Joshua Keating at PASSPORT ("A Blog By The Editors Of Foreign Policy") makes a crucial distinction that, in our overly legalistic and litigious society, is lost on many.
Money quote(s):
"(T)he impending U.N. General Assembly vote recognizing the Palestinian state will be illegitimate, as Palestine doesn't meet international law's minimum standards for nationhood"
That's not Mr. Keating's position, by the way; he's just re-stating another's argument.
"I don't think this is a particularly strong case for supporters of Israel to make. Montevideo is a rather quaint set of criteria with little actual relevance in the Calvinball world of contemporary sovereignty disputes. This is doubly true when it comes to U.N. recognition."

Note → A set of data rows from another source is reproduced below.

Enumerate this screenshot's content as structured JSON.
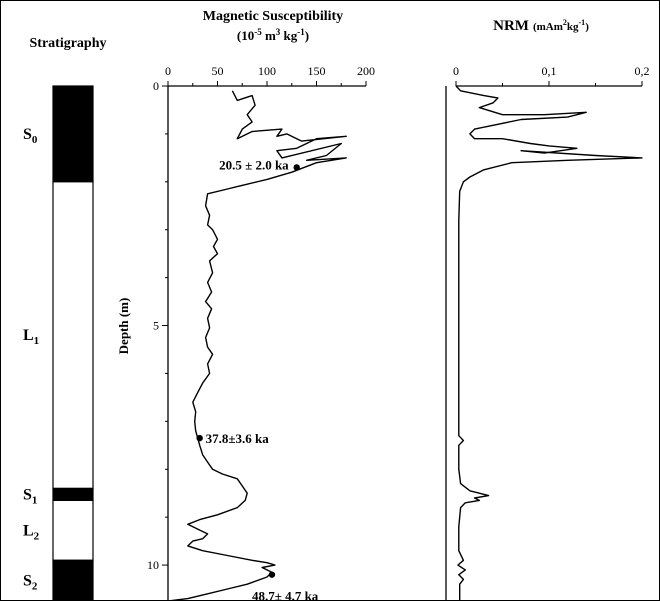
{
  "figure": {
    "stratigraphy_title": "Stratigraphy",
    "units": [
      {
        "label": "S",
        "sub": "0",
        "fill": "#000000",
        "top": 0,
        "bottom": 2.0
      },
      {
        "label": "L",
        "sub": "1",
        "fill": "#ffffff",
        "top": 2.0,
        "bottom": 8.4
      },
      {
        "label": "S",
        "sub": "1",
        "fill": "#000000",
        "top": 8.4,
        "bottom": 8.65
      },
      {
        "label": "L",
        "sub": "2",
        "fill": "#ffffff",
        "top": 8.65,
        "bottom": 9.9
      },
      {
        "label": "S",
        "sub": "2",
        "fill": "#000000",
        "top": 9.9,
        "bottom": 10.75
      }
    ]
  },
  "chart_data": [
    {
      "type": "line",
      "title_line1": "Magnetic Susceptibility",
      "title_unit": "(10",
      "title_unit_sup": "-5",
      "title_unit_mid": " m",
      "title_unit_sup2": "3",
      "title_unit_end": " kg",
      "title_unit_sup3": "-1",
      "title_unit_close": ")",
      "ylabel": "Depth (m)",
      "xlim": [
        0,
        200
      ],
      "ylim": [
        0,
        10.75
      ],
      "xticks": [
        "0",
        "50",
        "100",
        "150",
        "200"
      ],
      "xtick_values": [
        0,
        50,
        100,
        150,
        200
      ],
      "yticks": [
        "0",
        "5",
        "10"
      ],
      "ytick_values": [
        0,
        5,
        10
      ],
      "series": [
        {
          "points": [
            [
              65,
              0.1
            ],
            [
              70,
              0.3
            ],
            [
              85,
              0.2
            ],
            [
              88,
              0.4
            ],
            [
              80,
              0.6
            ],
            [
              85,
              0.75
            ],
            [
              75,
              0.9
            ],
            [
              70,
              1.1
            ],
            [
              85,
              0.95
            ],
            [
              115,
              0.9
            ],
            [
              110,
              1.05
            ],
            [
              120,
              1.0
            ],
            [
              135,
              1.15
            ],
            [
              180,
              1.05
            ],
            [
              150,
              1.1
            ],
            [
              130,
              1.3
            ],
            [
              110,
              1.35
            ],
            [
              115,
              1.5
            ],
            [
              175,
              1.2
            ],
            [
              160,
              1.45
            ],
            [
              140,
              1.55
            ],
            [
              180,
              1.5
            ],
            [
              150,
              1.6
            ],
            [
              125,
              1.8
            ],
            [
              100,
              1.95
            ],
            [
              80,
              2.05
            ],
            [
              70,
              2.1
            ],
            [
              60,
              2.15
            ],
            [
              40,
              2.25
            ],
            [
              38,
              2.5
            ],
            [
              42,
              2.7
            ],
            [
              40,
              2.9
            ],
            [
              45,
              3.0
            ],
            [
              50,
              3.2
            ],
            [
              46,
              3.35
            ],
            [
              50,
              3.5
            ],
            [
              42,
              3.65
            ],
            [
              45,
              3.9
            ],
            [
              40,
              4.1
            ],
            [
              44,
              4.3
            ],
            [
              38,
              4.5
            ],
            [
              44,
              4.65
            ],
            [
              40,
              4.85
            ],
            [
              42,
              5.05
            ],
            [
              38,
              5.25
            ],
            [
              40,
              5.45
            ],
            [
              45,
              5.6
            ],
            [
              40,
              5.8
            ],
            [
              42,
              6.0
            ],
            [
              35,
              6.2
            ],
            [
              30,
              6.4
            ],
            [
              25,
              6.6
            ],
            [
              28,
              6.8
            ],
            [
              27,
              7.0
            ],
            [
              28,
              7.2
            ],
            [
              30,
              7.35
            ],
            [
              32,
              7.5
            ],
            [
              35,
              7.7
            ],
            [
              40,
              7.85
            ],
            [
              45,
              8.0
            ],
            [
              55,
              8.1
            ],
            [
              70,
              8.2
            ],
            [
              75,
              8.35
            ],
            [
              80,
              8.5
            ],
            [
              78,
              8.65
            ],
            [
              70,
              8.8
            ],
            [
              50,
              8.95
            ],
            [
              32,
              9.05
            ],
            [
              20,
              9.15
            ],
            [
              30,
              9.25
            ],
            [
              40,
              9.35
            ],
            [
              35,
              9.45
            ],
            [
              25,
              9.5
            ],
            [
              20,
              9.6
            ],
            [
              35,
              9.7
            ],
            [
              60,
              9.8
            ],
            [
              85,
              9.9
            ],
            [
              100,
              9.95
            ],
            [
              108,
              10.0
            ],
            [
              95,
              10.05
            ],
            [
              105,
              10.15
            ],
            [
              100,
              10.25
            ],
            [
              80,
              10.4
            ],
            [
              60,
              10.5
            ],
            [
              40,
              10.6
            ],
            [
              20,
              10.7
            ],
            [
              0,
              10.75
            ]
          ]
        }
      ],
      "annotations": [
        {
          "text": "20.5 ± 2.0 ka",
          "x": 130,
          "y": 1.7
        },
        {
          "text": "37.8±3.6 ka",
          "x": 32,
          "y": 7.35
        },
        {
          "text": "48.7± 4.7 ka",
          "x": 105,
          "y": 10.2
        }
      ]
    },
    {
      "type": "line",
      "title_main": "NRM",
      "title_unit": "(mAm",
      "title_unit_sup": "2",
      "title_unit_mid": "kg",
      "title_unit_sup2": "-1",
      "title_unit_close": ")",
      "xlim": [
        0,
        0.2
      ],
      "ylim": [
        0,
        10.75
      ],
      "xticks": [
        "0",
        "0,1",
        "0,2"
      ],
      "xtick_values": [
        0,
        0.1,
        0.2
      ],
      "series": [
        {
          "points": [
            [
              0.0,
              0.0
            ],
            [
              0.005,
              0.1
            ],
            [
              0.03,
              0.2
            ],
            [
              0.045,
              0.25
            ],
            [
              0.04,
              0.35
            ],
            [
              0.025,
              0.45
            ],
            [
              0.05,
              0.6
            ],
            [
              0.095,
              0.6
            ],
            [
              0.14,
              0.55
            ],
            [
              0.12,
              0.65
            ],
            [
              0.07,
              0.7
            ],
            [
              0.045,
              0.8
            ],
            [
              0.02,
              0.9
            ],
            [
              0.015,
              1.0
            ],
            [
              0.02,
              1.1
            ],
            [
              0.05,
              1.1
            ],
            [
              0.08,
              1.2
            ],
            [
              0.1,
              1.25
            ],
            [
              0.13,
              1.3
            ],
            [
              0.095,
              1.4
            ],
            [
              0.07,
              1.35
            ],
            [
              0.15,
              1.45
            ],
            [
              0.2,
              1.5
            ],
            [
              0.12,
              1.55
            ],
            [
              0.06,
              1.6
            ],
            [
              0.03,
              1.75
            ],
            [
              0.015,
              1.9
            ],
            [
              0.008,
              2.0
            ],
            [
              0.004,
              2.2
            ],
            [
              0.003,
              2.8
            ],
            [
              0.003,
              4.0
            ],
            [
              0.003,
              5.5
            ],
            [
              0.003,
              7.0
            ],
            [
              0.003,
              7.3
            ],
            [
              0.008,
              7.4
            ],
            [
              0.003,
              7.5
            ],
            [
              0.003,
              8.0
            ],
            [
              0.005,
              8.3
            ],
            [
              0.015,
              8.45
            ],
            [
              0.025,
              8.5
            ],
            [
              0.035,
              8.55
            ],
            [
              0.02,
              8.6
            ],
            [
              0.025,
              8.65
            ],
            [
              0.01,
              8.7
            ],
            [
              0.005,
              8.8
            ],
            [
              0.003,
              9.2
            ],
            [
              0.003,
              9.7
            ],
            [
              0.008,
              9.9
            ],
            [
              0.002,
              10.0
            ],
            [
              0.01,
              10.1
            ],
            [
              0.003,
              10.2
            ],
            [
              0.008,
              10.3
            ],
            [
              0.004,
              10.4
            ],
            [
              0.004,
              10.75
            ]
          ]
        }
      ]
    }
  ]
}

Calvinball? Rather fizbin.
"U.N. member states come into being not because they meet an objective standard for nationhood. As I've written before, if that were true, the Palestinian state would probably have been admitted long before South Sudan. Countries become member states after two-thirds of the General Assembly votes for them and the Security Council approves. It's a political process, not a legal one, and wishing it away with a technicality is unlikely to be effective." (Bold typeface added for emphasis. - CAA.)
Bear in mind also that, UN membership aside, what makes a nation-state is being a nation-state; nothing more, nothing less. Recognition by others, even the UN, is nice and all, but only dispositive if you thing the UN is some sort of world authority or something.